His knees hit the ground beside the severed chain. His left hand—freed for the first time in sixty-three years—hung at his side, and the wrist carried a band of skin so scarred and compressed that the flesh had forgotten its original shape. Blood ran from the cut on his right palm where the Votum had opened it. His chest heaved. His head dropped forward.

The compulsion released in stages. His shoulders descended from their locked position. His neck loosened. His jaw unclenched, and the scar on his upper lip settled into the expression it had carried before the binding commandeered the muscles around it.

“Twenty seconds,” Delphine said. Then: “The loop is back. But it’s cycling empty.”

Bastien forced himself to his feet. The Votum hung from his hand, its blade carrying Isaak’s blood and the residue of the severed binding. His body protested every inch of the ascent. The pain illusion had left echoes in his nervous system—phantom signals that fired and faded and fired again, his receptors uncertain whether the damage they had reported had been real.

He stood over Isaak. The vampire knelt with his hands at his sides and his head bowed and sixty-three years of obligation draining from his posture.

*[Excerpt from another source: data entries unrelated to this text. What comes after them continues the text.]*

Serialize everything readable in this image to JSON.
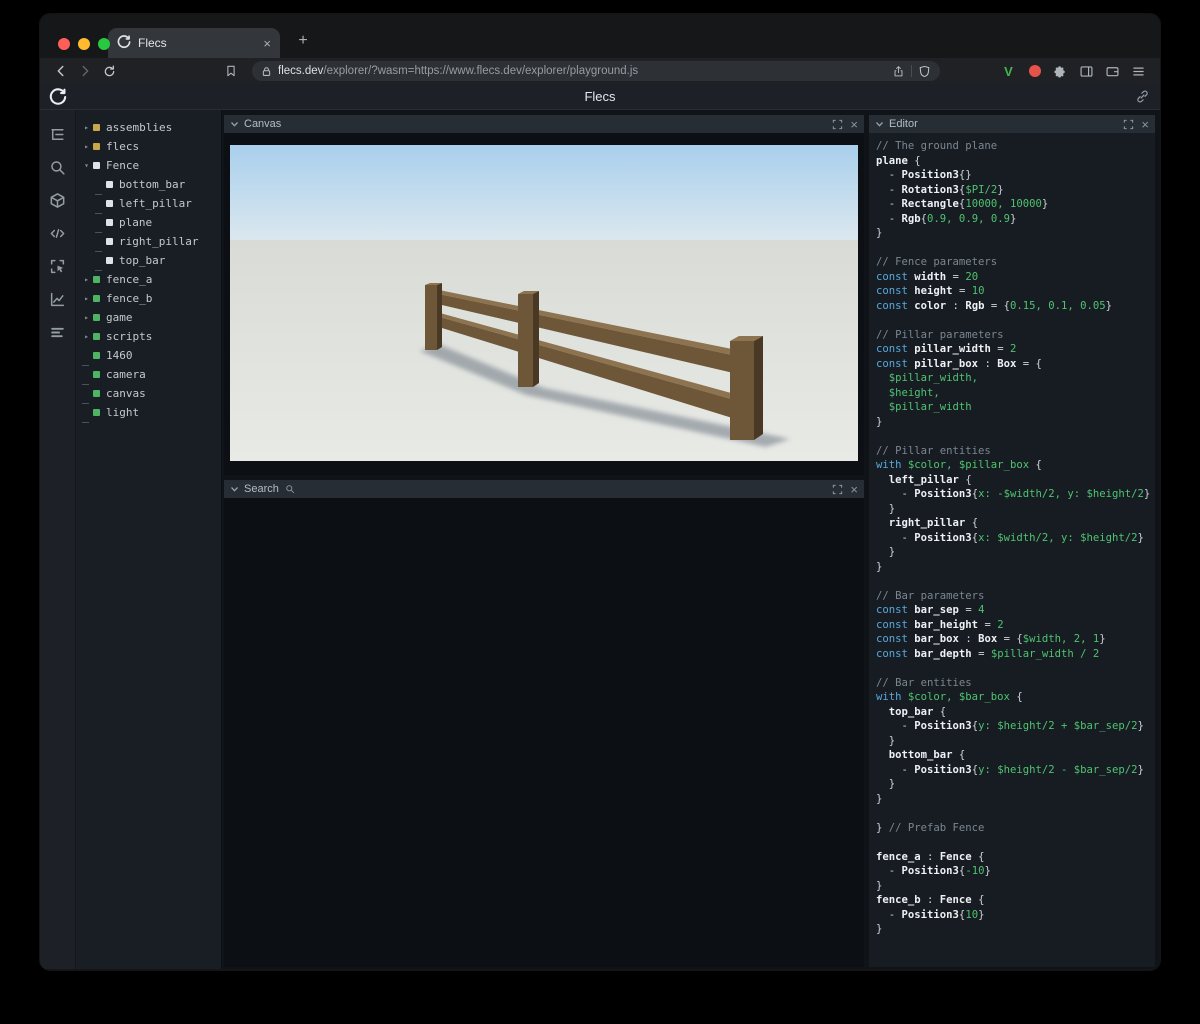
{
  "colors": {
    "module": "#c9a84c",
    "prefab": "#dfe3e7",
    "entity": "#4fb364",
    "keyword": "#58a8dc",
    "value": "#4ec370",
    "comment": "#7b8691",
    "plain": "#ced4da",
    "identifier": "#eef1f4",
    "traffic_close": "#ff5f57",
    "traffic_minimize": "#febc2e",
    "traffic_zoom": "#28c840",
    "ext_v_green": "#3fb950",
    "ext_red": "#e5534b",
    "sky_top": "#a9cfec",
    "sky_horizon": "#dce8ef",
    "ground_far": "#d8dbd6",
    "ground_near": "#e8eae6",
    "wood_front": "#6e5738",
    "wood_top": "#8d7350",
    "wood_side": "#493823",
    "shadow": "rgba(100,110,122,0.5)"
  },
  "browser": {
    "tab": {
      "title": "Flecs",
      "close_label": "×"
    },
    "new_tab_label": "+",
    "url": {
      "host": "flecs.dev",
      "path": "/explorer/?wasm=https://www.flecs.dev/explorer/playground.js"
    }
  },
  "app": {
    "header_title": "Flecs"
  },
  "extensions": {
    "v_label": "V"
  },
  "sidebar": {
    "icons": [
      "tree",
      "search",
      "cube",
      "code",
      "inspector",
      "chart",
      "stats"
    ]
  },
  "tree": {
    "items": [
      {
        "label": "assemblies",
        "kind": "module",
        "arrow": "right",
        "indent": 0
      },
      {
        "label": "flecs",
        "kind": "module",
        "arrow": "right",
        "indent": 0
      },
      {
        "label": "Fence",
        "kind": "prefab",
        "arrow": "down",
        "indent": 0
      },
      {
        "label": "bottom_bar",
        "kind": "prefab",
        "arrow": "none",
        "indent": 1
      },
      {
        "label": "left_pillar",
        "kind": "prefab",
        "arrow": "none",
        "indent": 1
      },
      {
        "label": "plane",
        "kind": "prefab",
        "arrow": "none",
        "indent": 1
      },
      {
        "label": "right_pillar",
        "kind": "prefab",
        "arrow": "none",
        "indent": 1
      },
      {
        "label": "top_bar",
        "kind": "prefab",
        "arrow": "none",
        "indent": 1
      },
      {
        "label": "fence_a",
        "kind": "entity",
        "arrow": "right",
        "indent": 0
      },
      {
        "label": "fence_b",
        "kind": "entity",
        "arrow": "right",
        "indent": 0
      },
      {
        "label": "game",
        "kind": "entity",
        "arrow": "right",
        "indent": 0
      },
      {
        "label": "scripts",
        "kind": "entity",
        "arrow": "right",
        "indent": 0
      },
      {
        "label": "1460",
        "kind": "entity",
        "arrow": "none",
        "indent": 0
      },
      {
        "label": "camera",
        "kind": "entity",
        "arrow": "none",
        "indent": 0
      },
      {
        "label": "canvas",
        "kind": "entity",
        "arrow": "none",
        "indent": 0
      },
      {
        "label": "light",
        "kind": "entity",
        "arrow": "none",
        "indent": 0
      }
    ]
  },
  "panels": {
    "canvas": {
      "title": "Canvas"
    },
    "search": {
      "title": "Search"
    },
    "editor": {
      "title": "Editor"
    }
  },
  "editor": {
    "lines": [
      [
        [
          "cm",
          "// The ground plane"
        ]
      ],
      [
        [
          "id",
          "plane"
        ],
        [
          "pl",
          " {"
        ]
      ],
      [
        [
          "pl",
          "  - "
        ],
        [
          "id",
          "Position3"
        ],
        [
          "pl",
          "{}"
        ]
      ],
      [
        [
          "pl",
          "  - "
        ],
        [
          "id",
          "Rotation3"
        ],
        [
          "pl",
          "{"
        ],
        [
          "vl",
          "$PI/2"
        ],
        [
          "pl",
          "}"
        ]
      ],
      [
        [
          "pl",
          "  - "
        ],
        [
          "id",
          "Rectangle"
        ],
        [
          "pl",
          "{"
        ],
        [
          "vl",
          "10000, 10000"
        ],
        [
          "pl",
          "}"
        ]
      ],
      [
        [
          "pl",
          "  - "
        ],
        [
          "id",
          "Rgb"
        ],
        [
          "pl",
          "{"
        ],
        [
          "vl",
          "0.9, 0.9, 0.9"
        ],
        [
          "pl",
          "}"
        ]
      ],
      [
        [
          "pl",
          "}"
        ]
      ],
      [],
      [
        [
          "cm",
          "// Fence parameters"
        ]
      ],
      [
        [
          "kw",
          "const "
        ],
        [
          "id",
          "width"
        ],
        [
          "pl",
          " = "
        ],
        [
          "vl",
          "20"
        ]
      ],
      [
        [
          "kw",
          "const "
        ],
        [
          "id",
          "height"
        ],
        [
          "pl",
          " = "
        ],
        [
          "vl",
          "10"
        ]
      ],
      [
        [
          "kw",
          "const "
        ],
        [
          "id",
          "color"
        ],
        [
          "pl",
          " : "
        ],
        [
          "id",
          "Rgb"
        ],
        [
          "pl",
          " = {"
        ],
        [
          "vl",
          "0.15, 0.1, 0.05"
        ],
        [
          "pl",
          "}"
        ]
      ],
      [],
      [
        [
          "cm",
          "// Pillar parameters"
        ]
      ],
      [
        [
          "kw",
          "const "
        ],
        [
          "id",
          "pillar_width"
        ],
        [
          "pl",
          " = "
        ],
        [
          "vl",
          "2"
        ]
      ],
      [
        [
          "kw",
          "const "
        ],
        [
          "id",
          "pillar_box"
        ],
        [
          "pl",
          " : "
        ],
        [
          "id",
          "Box"
        ],
        [
          "pl",
          " = {"
        ]
      ],
      [
        [
          "vl",
          "  $pillar_width,"
        ]
      ],
      [
        [
          "vl",
          "  $height,"
        ]
      ],
      [
        [
          "vl",
          "  $pillar_width"
        ]
      ],
      [
        [
          "pl",
          "}"
        ]
      ],
      [],
      [
        [
          "cm",
          "// Pillar entities"
        ]
      ],
      [
        [
          "kw",
          "with "
        ],
        [
          "vl",
          "$color, $pillar_box"
        ],
        [
          "pl",
          " {"
        ]
      ],
      [
        [
          "pl",
          "  "
        ],
        [
          "id",
          "left_pillar"
        ],
        [
          "pl",
          " {"
        ]
      ],
      [
        [
          "pl",
          "    - "
        ],
        [
          "id",
          "Position3"
        ],
        [
          "pl",
          "{"
        ],
        [
          "vl",
          "x: -$width/2, y: $height/2"
        ],
        [
          "pl",
          "}"
        ]
      ],
      [
        [
          "pl",
          "  }"
        ]
      ],
      [
        [
          "pl",
          "  "
        ],
        [
          "id",
          "right_pillar"
        ],
        [
          "pl",
          " {"
        ]
      ],
      [
        [
          "pl",
          "    - "
        ],
        [
          "id",
          "Position3"
        ],
        [
          "pl",
          "{"
        ],
        [
          "vl",
          "x: $width/2, y: $height/2"
        ],
        [
          "pl",
          "}"
        ]
      ],
      [
        [
          "pl",
          "  }"
        ]
      ],
      [
        [
          "pl",
          "}"
        ]
      ],
      [],
      [
        [
          "cm",
          "// Bar parameters"
        ]
      ],
      [
        [
          "kw",
          "const "
        ],
        [
          "id",
          "bar_sep"
        ],
        [
          "pl",
          " = "
        ],
        [
          "vl",
          "4"
        ]
      ],
      [
        [
          "kw",
          "const "
        ],
        [
          "id",
          "bar_height"
        ],
        [
          "pl",
          " = "
        ],
        [
          "vl",
          "2"
        ]
      ],
      [
        [
          "kw",
          "const "
        ],
        [
          "id",
          "bar_box"
        ],
        [
          "pl",
          " : "
        ],
        [
          "id",
          "Box"
        ],
        [
          "pl",
          " = {"
        ],
        [
          "vl",
          "$width, 2, 1"
        ],
        [
          "pl",
          "}"
        ]
      ],
      [
        [
          "kw",
          "const "
        ],
        [
          "id",
          "bar_depth"
        ],
        [
          "pl",
          " = "
        ],
        [
          "vl",
          "$pillar_width / 2"
        ]
      ],
      [],
      [
        [
          "cm",
          "// Bar entities"
        ]
      ],
      [
        [
          "kw",
          "with "
        ],
        [
          "vl",
          "$color, $bar_box"
        ],
        [
          "pl",
          " {"
        ]
      ],
      [
        [
          "pl",
          "  "
        ],
        [
          "id",
          "top_bar"
        ],
        [
          "pl",
          " {"
        ]
      ],
      [
        [
          "pl",
          "    - "
        ],
        [
          "id",
          "Position3"
        ],
        [
          "pl",
          "{"
        ],
        [
          "vl",
          "y: $height/2 + $bar_sep/2"
        ],
        [
          "pl",
          "}"
        ]
      ],
      [
        [
          "pl",
          "  }"
        ]
      ],
      [
        [
          "pl",
          "  "
        ],
        [
          "id",
          "bottom_bar"
        ],
        [
          "pl",
          " {"
        ]
      ],
      [
        [
          "pl",
          "    - "
        ],
        [
          "id",
          "Position3"
        ],
        [
          "pl",
          "{"
        ],
        [
          "vl",
          "y: $height/2 - $bar_sep/2"
        ],
        [
          "pl",
          "}"
        ]
      ],
      [
        [
          "pl",
          "  }"
        ]
      ],
      [
        [
          "pl",
          "}"
        ]
      ],
      [],
      [
        [
          "pl",
          "} "
        ],
        [
          "cm",
          "// Prefab Fence"
        ]
      ],
      [],
      [
        [
          "id",
          "fence_a"
        ],
        [
          "pl",
          " : "
        ],
        [
          "id",
          "Fence"
        ],
        [
          "pl",
          " {"
        ]
      ],
      [
        [
          "pl",
          "  - "
        ],
        [
          "id",
          "Position3"
        ],
        [
          "pl",
          "{"
        ],
        [
          "vl",
          "-10"
        ],
        [
          "pl",
          "}"
        ]
      ],
      [
        [
          "pl",
          "}"
        ]
      ],
      [
        [
          "id",
          "fence_b"
        ],
        [
          "pl",
          " : "
        ],
        [
          "id",
          "Fence"
        ],
        [
          "pl",
          " {"
        ]
      ],
      [
        [
          "pl",
          "  - "
        ],
        [
          "id",
          "Position3"
        ],
        [
          "pl",
          "{"
        ],
        [
          "vl",
          "10"
        ],
        [
          "pl",
          "}"
        ]
      ],
      [
        [
          "pl",
          "}"
        ]
      ]
    ]
  }
}
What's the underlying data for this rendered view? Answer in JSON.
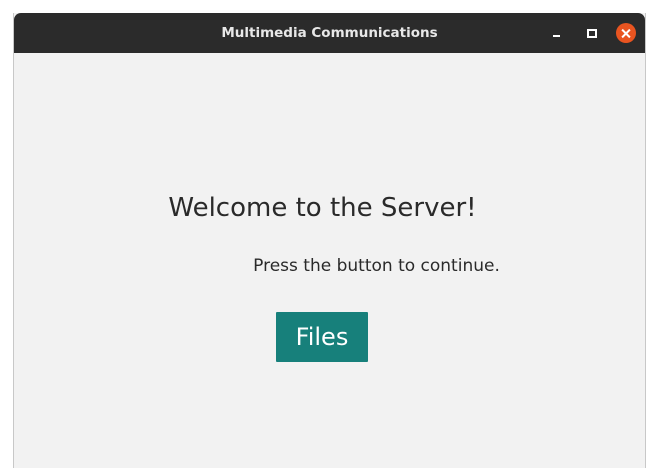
{
  "window": {
    "title": "Multimedia Communications",
    "controls": {
      "minimize": "minimize-icon",
      "maximize": "maximize-icon",
      "close": "close-icon"
    },
    "close_color": "#e95420",
    "titlebar_color": "#2b2b2b"
  },
  "main": {
    "heading": "Welcome to the Server!",
    "subtext": "Press the button to continue.",
    "button_label": "Files",
    "button_color": "#17807b"
  }
}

“The architect,” Bastien said.

Isaak raised his head. His eyes held a register Bastien had not witnessed in any of their encounters—open, cleared of the guarded density the binding had maintained as operational camouflage. What looked back at Bastien was exhaustion so thorough that concealment could no longer survive inside it.

“The binding is gone,” Isaak said. His voice carried nothing but the words. “Ask me what it would not let me answer.”

“Who built the cage.”

Isaak’s mouth opened. The scar pulled. The name that the binding had imprisoned for sixty-three years traveled through a body the chain no longer governed and into the square where the architecture cycled its empty loop and the river pushed its tidal surge past the fence.

He spoke the name.

And the square, which had held the resonance of eight deaths and the architecture of a cage built to harvest a fallen angel, received the sound and did not release it.